What matters is that I’m doing the thing. (Thanks, Michael.)
Just a few months ago, I had the thought that I wanted to make dinner for a small group of people, maybe twenty to two dozen, in this sort of format—ticketed, seated, multi-course, 100% vegan and gluten-free. I furiously wrote down prospective menus, drawing from the catalogue of recipes I’ve already created over the years as well as the fresh, untested inspiration that flooded my brain the second this idea struck.
Then, in one of those brazen “let the universe decide” moments, I asked. I reached out to a local vegan restaurant that I knew had hosted pop-ups before, where we’d been regulars on and off, and were friendly and familiar with the owner and staff. I asked. And they said yes.

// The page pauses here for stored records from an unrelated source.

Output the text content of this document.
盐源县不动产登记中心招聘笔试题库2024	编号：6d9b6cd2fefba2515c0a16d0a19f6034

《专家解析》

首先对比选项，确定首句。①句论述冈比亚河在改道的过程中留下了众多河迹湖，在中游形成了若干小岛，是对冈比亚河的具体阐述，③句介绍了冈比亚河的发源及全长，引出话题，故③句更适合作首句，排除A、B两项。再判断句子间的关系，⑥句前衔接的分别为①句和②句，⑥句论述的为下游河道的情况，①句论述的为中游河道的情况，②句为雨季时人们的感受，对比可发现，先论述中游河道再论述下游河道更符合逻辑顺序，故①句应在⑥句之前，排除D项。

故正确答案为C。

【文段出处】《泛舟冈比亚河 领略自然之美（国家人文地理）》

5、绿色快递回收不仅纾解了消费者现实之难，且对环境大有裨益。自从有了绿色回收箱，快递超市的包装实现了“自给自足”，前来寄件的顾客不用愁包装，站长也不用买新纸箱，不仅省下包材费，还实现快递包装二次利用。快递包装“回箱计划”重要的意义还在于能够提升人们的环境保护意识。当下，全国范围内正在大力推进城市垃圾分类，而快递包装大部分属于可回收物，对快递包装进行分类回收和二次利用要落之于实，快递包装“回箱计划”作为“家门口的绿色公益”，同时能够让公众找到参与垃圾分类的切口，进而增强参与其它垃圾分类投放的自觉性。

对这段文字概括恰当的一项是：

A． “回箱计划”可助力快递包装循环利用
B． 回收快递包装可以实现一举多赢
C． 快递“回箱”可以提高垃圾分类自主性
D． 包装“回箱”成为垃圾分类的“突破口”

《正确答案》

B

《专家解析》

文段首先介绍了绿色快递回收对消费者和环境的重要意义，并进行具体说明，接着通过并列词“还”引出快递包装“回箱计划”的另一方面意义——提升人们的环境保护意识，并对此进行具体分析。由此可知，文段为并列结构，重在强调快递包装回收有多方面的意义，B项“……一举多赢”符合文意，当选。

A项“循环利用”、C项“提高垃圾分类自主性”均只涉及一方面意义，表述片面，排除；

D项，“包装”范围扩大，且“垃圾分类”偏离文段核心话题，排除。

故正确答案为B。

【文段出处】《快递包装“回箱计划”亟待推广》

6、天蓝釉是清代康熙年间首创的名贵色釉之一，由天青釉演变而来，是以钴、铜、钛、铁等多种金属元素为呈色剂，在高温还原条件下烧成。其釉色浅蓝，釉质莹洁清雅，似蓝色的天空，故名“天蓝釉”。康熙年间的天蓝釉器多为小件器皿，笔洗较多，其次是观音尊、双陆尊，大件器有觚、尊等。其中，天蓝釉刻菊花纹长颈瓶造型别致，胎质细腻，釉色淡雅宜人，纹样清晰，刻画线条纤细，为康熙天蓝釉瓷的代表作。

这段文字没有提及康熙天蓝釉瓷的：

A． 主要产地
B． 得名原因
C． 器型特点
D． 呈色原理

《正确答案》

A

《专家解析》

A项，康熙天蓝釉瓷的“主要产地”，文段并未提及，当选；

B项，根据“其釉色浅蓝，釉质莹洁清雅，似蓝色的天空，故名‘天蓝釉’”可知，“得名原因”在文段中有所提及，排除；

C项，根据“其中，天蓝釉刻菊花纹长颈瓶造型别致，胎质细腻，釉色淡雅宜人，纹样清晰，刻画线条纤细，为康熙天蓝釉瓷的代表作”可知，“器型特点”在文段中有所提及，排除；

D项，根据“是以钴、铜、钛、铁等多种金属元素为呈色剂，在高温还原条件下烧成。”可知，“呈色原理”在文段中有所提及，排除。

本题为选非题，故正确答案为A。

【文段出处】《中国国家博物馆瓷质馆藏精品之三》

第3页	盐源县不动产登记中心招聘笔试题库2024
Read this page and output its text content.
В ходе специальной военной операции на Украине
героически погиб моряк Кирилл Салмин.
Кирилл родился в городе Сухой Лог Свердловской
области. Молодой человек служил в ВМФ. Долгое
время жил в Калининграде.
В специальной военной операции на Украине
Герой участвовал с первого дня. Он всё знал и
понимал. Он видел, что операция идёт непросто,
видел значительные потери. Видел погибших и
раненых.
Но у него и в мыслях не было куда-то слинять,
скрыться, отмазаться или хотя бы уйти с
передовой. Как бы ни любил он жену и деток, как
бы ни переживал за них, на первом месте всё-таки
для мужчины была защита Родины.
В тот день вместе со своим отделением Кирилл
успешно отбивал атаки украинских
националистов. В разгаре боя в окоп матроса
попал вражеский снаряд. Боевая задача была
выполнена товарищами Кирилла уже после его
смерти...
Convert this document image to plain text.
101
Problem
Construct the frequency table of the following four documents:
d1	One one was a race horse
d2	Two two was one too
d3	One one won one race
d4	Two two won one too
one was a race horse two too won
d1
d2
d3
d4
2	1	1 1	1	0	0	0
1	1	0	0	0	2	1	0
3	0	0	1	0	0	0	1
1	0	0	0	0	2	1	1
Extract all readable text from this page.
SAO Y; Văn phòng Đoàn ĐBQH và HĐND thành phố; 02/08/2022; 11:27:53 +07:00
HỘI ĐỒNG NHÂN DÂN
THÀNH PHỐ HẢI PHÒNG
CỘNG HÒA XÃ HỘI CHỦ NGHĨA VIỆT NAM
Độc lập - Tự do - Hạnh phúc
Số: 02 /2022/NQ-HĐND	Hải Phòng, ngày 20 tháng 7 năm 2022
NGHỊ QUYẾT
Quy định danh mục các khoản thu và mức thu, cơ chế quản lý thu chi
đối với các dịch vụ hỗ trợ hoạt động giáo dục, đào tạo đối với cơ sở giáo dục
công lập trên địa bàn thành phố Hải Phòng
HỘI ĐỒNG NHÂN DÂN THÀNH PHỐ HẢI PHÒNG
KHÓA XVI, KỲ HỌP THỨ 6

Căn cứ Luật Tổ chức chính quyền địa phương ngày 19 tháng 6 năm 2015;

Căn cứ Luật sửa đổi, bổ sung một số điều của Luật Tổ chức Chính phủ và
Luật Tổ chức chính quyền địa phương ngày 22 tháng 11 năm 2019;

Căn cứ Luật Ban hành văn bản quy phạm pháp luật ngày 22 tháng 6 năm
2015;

So I’m officially doing the thing. And the process of putting it together has been a roller coaster of self-doubt (I’m unqualified! I don’t know what I’m doing! Who do I even think I am?!) and excitement (I love to create! Omg I made this and can’t wait to share it with everyone!). It’s been scary and wonderful. And I’m doing it.
At least one of my fears won’t be realized: people will be there. But this thing is not going to sell out. As of right now, it’s not even close. And, truth be told, I’m pretty sure that most, if not all, of the people who will be attending are people whom I know personally. But I think that’s okay. This is my first time doing something like this. I mean, I’ve cooked for very large groups before, but something like this—putting myself out there in this way, taking these kinds of risks with what I’m making, and asking people to trust me and show up. Having to plate fewer dishes as I get my feet wet and figure this out isn’t necessarily a bad thing.
Also, that I’ll know nearly everyone in attendance? It means that I have people in my life who believe in and support me, and that’s a pretty great feeling. And I’m fairly certain that if I completely fall on my face and bomb this thing, all those people will still be there after the fact.